Michael Pollan: Exactly right, and infants, you could wean infants. Because before this, you needed teeth to eat, and so you couldn’t wean babies as early. But now that you can soften food and grain, you can keep old people alive longer, and that has a huge effect on society. And you can wean earlier, and have more kids and all sorts of interesting things happen. So it’s a really key technology.
Brendan Francis Newnam: All right, so let’s move on to the air section of the book, where you learn how to bake bread. Bread is 80% air, and you say at the beginning of this chapter that baking is “the carpentry of the food world.” What did you mean by that?
Michael Pollan: Carpentry of cooking, I thought it was. I’m intimidated by carpentry. I’m a gardener, where there’s tons of margin of error, right? You really can’t screw it up too badly in the garden.
And I thought that’s what baking was. It struck me as the rocket science of cooking and that you needed a scale calibrated in grams, and if you didn’t get everything just right it might collapse.
I was terrified of baking. But it turns out it isn’t really that way. Once you’ve done it a few times, you do it by the senses. I mean, you feel that your dough is billowing and has air in it, and you taste it and you see is it getting a little sour, and you see how big it’s gotten, and you really rely on your senses.
So it’s a lot more improvisational than I thought. That was a surprise.
Brendan Francis Newnam: All right, well the last section of your book is earth. You explore the world of fermentation. You make beer, you pickle cucumbers, and you also make cheese with Sister Noella Marcellino, aka The Cheese Nun.
Michael Pollan: The Cheese Nun, yeah.
Brendan Francis Newnam: She’s a nun, microbiologist, and cheesemaker, and she says something really interesting. She suggests that cheese should be included in the Holy Eucharist. What’s that about?
Michael Pollan: It’s interesting. The Eucharist is when you take communion – which I don’t do as a Jew, but I’ve watched it done – you’re basically working with fermented products. Bread, which stands for the flesh of Christ and the body of Christ, and wine, which stands for the blood. And it’s very interesting, they’re both fermented.
Fermentation is a transcendence of the given into something, an elevation into something else. And she was saying, there’s a third fermented food that belongs in there, and that is cheese.
And I said, “Why?” And she said, “Well, cheese is about the dark side of life.
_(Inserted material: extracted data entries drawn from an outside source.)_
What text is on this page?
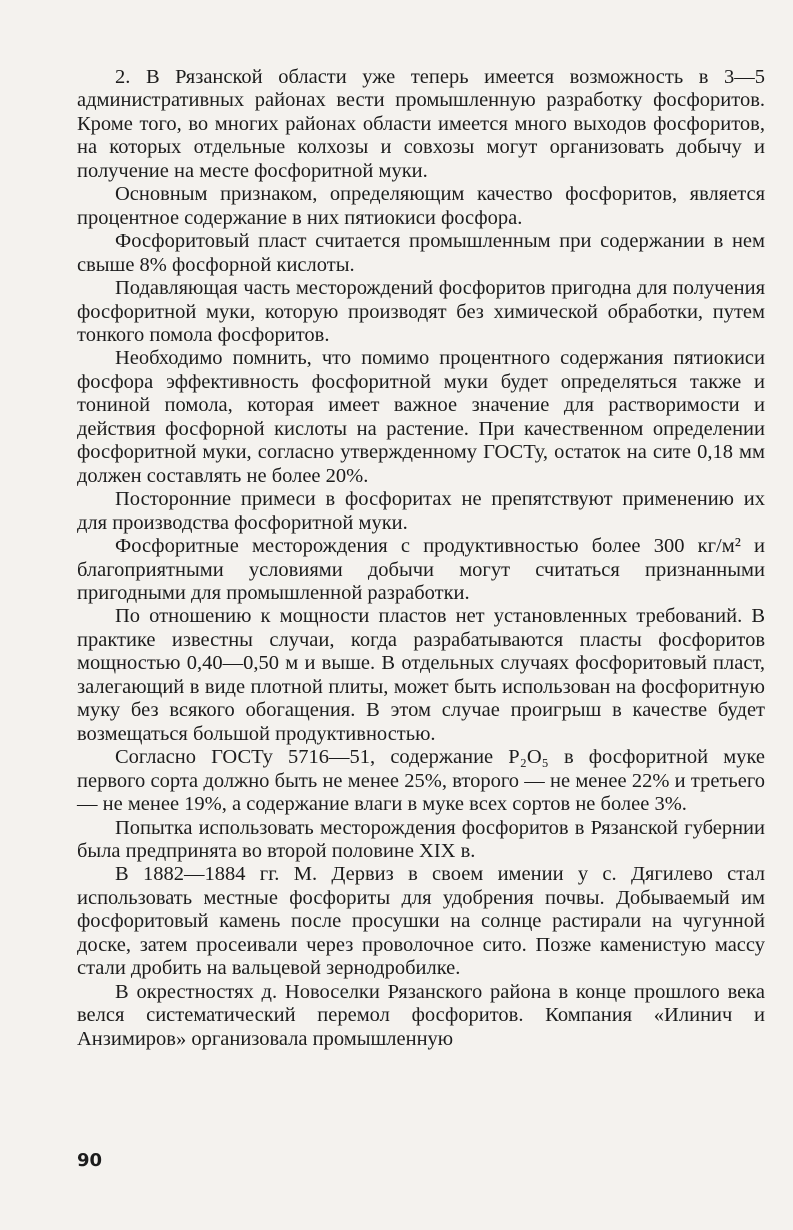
2. В Рязанской области уже теперь имеется возможность в 3—5 административных районах вести промышленную разработку фосфоритов. Кроме того, во многих районах области имеется много выходов фосфоритов, на которых отдельные колхозы и совхозы могут организовать добычу и получение на месте фосфоритной муки.

Основным признаком, определяющим качество фосфоритов, является процентное содержание в них пятиокиси фосфора.

Фосфоритовый пласт считается промышленным при содержании в нем свыше 8% фосфорной кислоты.

Подавляющая часть месторождений фосфоритов пригодна для получения фосфоритной муки, которую производят без химической обработки, путем тонкого помола фосфоритов.

Необходимо помнить, что помимо процентного содержания пятиокиси фосфора эффективность фосфоритной муки будет определяться также и тониной помола, которая имеет важное значение для растворимости и действия фосфорной кислоты на растение. При качественном определении фосфоритной муки, согласно утвержденному ГОСТу, остаток на сите 0,18 мм должен составлять не более 20%.

Посторонние примеси в фосфоритах не препятствуют применению их для производства фосфоритной муки.

Фосфоритные месторождения с продуктивностью более 300 кг/м² и благоприятными условиями добычи могут считаться признанными пригодными для промышленной разработки.

По отношению к мощности пластов нет установленных требований. В практике известны случаи, когда разрабатываются пласты фосфоритов мощностью 0,40—0,50 м и выше. В отдельных случаях фосфоритовый пласт, залегающий в виде плотной плиты, может быть использован на фосфоритную муку без всякого обогащения. В этом случае проигрыш в качестве будет возмещаться большой продуктивностью.

Согласно ГОСТу 5716—51, содержание P₂O₅ в фосфоритной муке первого сорта должно быть не менее 25%, второго — не менее 22% и третьего — не менее 19%, а содержание влаги в муке всех сортов не более 3%.

Попытка использовать месторождения фосфоритов в Рязанской губернии была предпринята во второй половине XIX в.

В 1882—1884 гг. М. Дервиз в своем имении у с. Дягилево стал использовать местные фосфориты для удобрения почвы. Добываемый им фосфоритовый камень после просушки на солнце растирали на чугунной доске, затем просеивали через проволочное сито. Позже каменистую массу стали дробить на вальцевой зернодробилке.

В окрестностях д. Новоселки Рязанского района в конце прошлого века велся систематический перемол фосфоритов. Компания «Илинич и Анзимиров» организовала промышленную

90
It reminds us of our mortality.”
Brendan Francis Newnam: So what does she mean by that?
Michael Pollan: Well, it’s a lot like flesh.
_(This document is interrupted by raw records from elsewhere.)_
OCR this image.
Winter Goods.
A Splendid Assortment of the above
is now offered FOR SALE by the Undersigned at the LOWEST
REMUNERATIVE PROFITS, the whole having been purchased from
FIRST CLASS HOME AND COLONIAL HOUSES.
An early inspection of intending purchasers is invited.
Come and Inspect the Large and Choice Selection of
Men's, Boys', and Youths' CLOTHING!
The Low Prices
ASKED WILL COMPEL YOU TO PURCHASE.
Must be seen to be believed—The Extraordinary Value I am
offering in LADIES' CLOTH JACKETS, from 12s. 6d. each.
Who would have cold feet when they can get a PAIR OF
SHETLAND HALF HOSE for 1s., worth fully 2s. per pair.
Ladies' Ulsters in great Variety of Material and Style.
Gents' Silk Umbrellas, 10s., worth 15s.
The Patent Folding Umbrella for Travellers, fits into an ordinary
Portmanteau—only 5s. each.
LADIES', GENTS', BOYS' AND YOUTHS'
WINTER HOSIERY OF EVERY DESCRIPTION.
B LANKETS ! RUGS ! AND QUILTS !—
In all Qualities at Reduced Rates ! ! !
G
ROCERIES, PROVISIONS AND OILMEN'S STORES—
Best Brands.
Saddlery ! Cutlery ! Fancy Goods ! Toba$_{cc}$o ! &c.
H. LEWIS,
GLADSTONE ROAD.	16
Brendan Francis Newnam: Oh right, the texture of cheese.
Michael Pollan: It lives and dies, it smells, it is about decay. You know, talk about dust to dust, it is the rot of animal flesh in a way, and I sort of didn’t see that. I think she’s saying, you either add that or swap out the bread, and that this is a wonderful symbol of the human body.
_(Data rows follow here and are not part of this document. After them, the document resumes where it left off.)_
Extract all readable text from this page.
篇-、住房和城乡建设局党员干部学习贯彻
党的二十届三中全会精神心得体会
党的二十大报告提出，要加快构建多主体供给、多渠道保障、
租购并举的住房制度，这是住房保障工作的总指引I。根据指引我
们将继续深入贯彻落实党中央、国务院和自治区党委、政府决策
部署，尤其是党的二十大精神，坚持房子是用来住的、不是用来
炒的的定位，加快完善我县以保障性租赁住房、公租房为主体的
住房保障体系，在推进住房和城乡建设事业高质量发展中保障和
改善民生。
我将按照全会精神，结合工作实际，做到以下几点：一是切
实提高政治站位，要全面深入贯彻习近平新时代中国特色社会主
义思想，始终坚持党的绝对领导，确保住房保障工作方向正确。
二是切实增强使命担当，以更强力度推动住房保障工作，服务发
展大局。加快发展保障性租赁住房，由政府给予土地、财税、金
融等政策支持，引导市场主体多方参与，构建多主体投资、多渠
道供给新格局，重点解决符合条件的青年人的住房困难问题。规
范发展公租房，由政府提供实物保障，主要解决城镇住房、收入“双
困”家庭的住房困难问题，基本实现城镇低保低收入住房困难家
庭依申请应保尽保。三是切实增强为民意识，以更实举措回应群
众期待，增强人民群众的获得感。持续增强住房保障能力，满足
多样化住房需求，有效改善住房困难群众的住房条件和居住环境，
Brendan Francis Newnam: So I’m sure now you carry all this information with you after your research. I’m wondering, do you carry anything with you from before your research? Like, does Michael Pollan still have a guilty pleasure? Does he still eat Cool Ranch Doritos? There’s not one kind of modern guilty pleasure?
Michael Pollan: I like Cracker Jacks, actually. That’s one of my favorite junk foods. It’s just caramelized popcorn.
I would say the prizes have gone way downhill, they’re just paper now. You know, you used to get a toy.
Brendan Francis Newnam: This explains that fake tattoo on your hand right now.
Michael Pollan: Good one, that’s an old radio trick.